Nesta semana de consciência, o Brasil inteiro se mobilizou: homenagens, debates sobre o genocídio da juventude negra, defesa do SUS com recorte étnico-racial, fortalecimento de políticas antirracistas na segurança pública, na educação e na representação política. Ao mesmo tempo, celebrações culturais resgataram tradições afro-brasileiras e destacaram artistas contemporâneos que, com sensibilidade ou contundência, expressam a potência da nossa ancestralidade.

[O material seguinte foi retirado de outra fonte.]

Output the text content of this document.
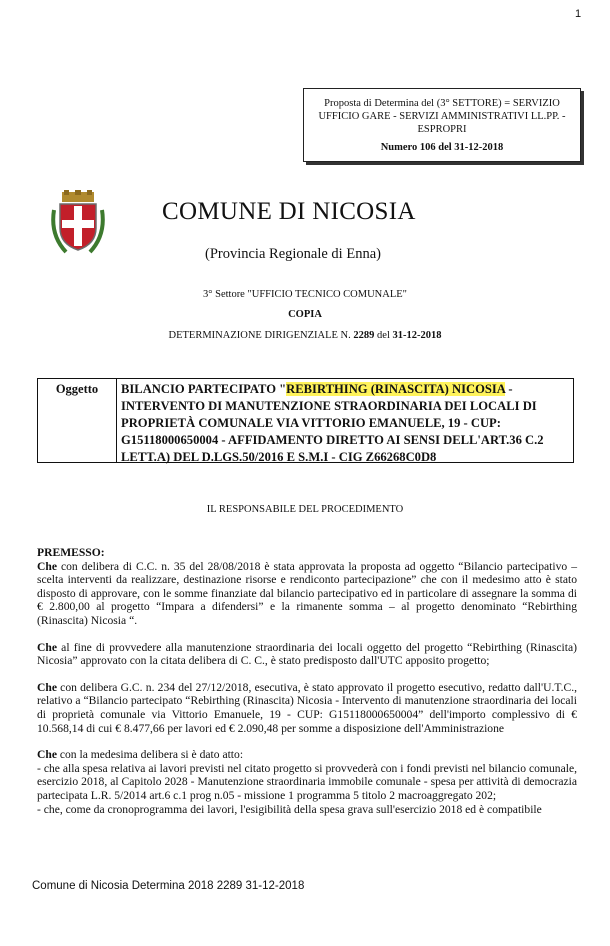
1
Proposta di Determina del (3° SETTORE) = SERVIZIO
UFFICIO GARE - SERVIZI AMMINISTRATIVI LL.PP. -
ESPROPRI
Numero 106 del 31-12-2018
COMUNE DI NICOSIA
(Provincia Regionale di Enna)
3° Settore "UFFICIO TECNICO COMUNALE"
COPIA
DETERMINAZIONE DIRIGENZIALE N. 2289 del 31-12-2018
Oggetto	BILANCIO PARTECIPATO "REBIRTHING (RINASCITA) NICOSIA - INTERVENTO DI MANUTENZIONE STRAORDINARIA DEI LOCALI DI PROPRIETÀ COMUNALE VIA VITTORIO EMANUELE, 19 - CUP: G15118000650004 - AFFIDAMENTO DIRETTO AI SENSI DELL'ART.36 C.2 LETT.A) DEL D.LGS.50/2016 E S.M.I - CIG Z66268C0D8
IL RESPONSABILE DEL PROCEDIMENTO

PREMESSO:

Che con delibera di C.C. n. 35 del 28/08/2018 è stata approvata la proposta ad oggetto “Bilancio partecipativo – scelta interventi da realizzare, destinazione risorse e rendiconto partecipazione” che con il medesimo atto è stato disposto di approvare, con le somme finanziate dal bilancio partecipativo ed in particolare di assegnare la somma di € 2.800,00 al progetto “Impara a difendersi” e la rimanente somma – al progetto denominato “Rebirthing (Rinascita) Nicosia “.

Che al fine di provvedere alla manutenzione straordinaria dei locali oggetto del progetto “Rebirthing (Rinascita) Nicosia” approvato con la citata delibera di C. C., è stato predisposto dall'UTC apposito progetto;

Che con delibera G.C. n. 234 del 27/12/2018, esecutiva, è stato approvato il progetto esecutivo, redatto dall'U.T.C., relativo a “Bilancio partecipato “Rebirthing (Rinascita) Nicosia - Intervento di manutenzione straordinaria dei locali di proprietà comunale via Vittorio Emanuele, 19 - CUP: G15118000650004” dell'importo complessivo di € 10.568,14 di cui € 8.477,66 per lavori ed € 2.090,48 per somme a disposizione dell'Amministrazione

Che con la medesima delibera si è dato atto:

- che alla spesa relativa ai lavori previsti nel citato progetto si provvederà con i fondi previsti nel bilancio comunale, esercizio 2018, al Capitolo 2028 - Manutenzione straordinaria immobile comunale - spesa per attività di democrazia partecipata L.R. 5/2014 art.6 c.1 prog n.05 - missione 1 programma 5 titolo 2 macroaggregato 202;

- che, come da cronoprogramma dei lavori, l'esigibilità della spesa grava sull'esercizio 2018 ed è compatibile

Comune di Nicosia Determina 2018 2289 31-12-2018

Vivemos um tempo paradoxal: nunca houve tanta visibilidade negra, especialmente no rádio, na televisão e nas redes sociais, e, ao mesmo tempo, nunca se viram tantos ataques. O racismo, antes velado, agora se exibe sem pudor, alimentado pelo anonimato, pela mentirosa interpretação do que é liberdade de expressão e pelas Fake News.Mas se o ódio se intensifica, a resistência também se amplia.

A liderança de Zumbi, Dandara e de tantos outros ancestrais segue nos guiando. As novas gerações negras ocupam espaço em todos os setores — com talento, competência, coragem e potência. O povo negro pode tudo. Pode mais. Mas, para que esse poder floresça plenamente, é indispensável o combate diário ao racismo, ao preconceito e à discriminação.

E por isso, nesta Semana da Consciência Negra — e em todas as próximas — somos chamados a um movimento que começa dentro de cada um de nós:conhecer, compreender, agir.Sair do comodismo, abandonar a neutralidade, romper com a indiferença.Porque a transformação que queremos não nasce do discurso: nasce da escolha de cada dia.E, juntos, podemos escolher construir o país que a história nos deve — e que o futuro exige.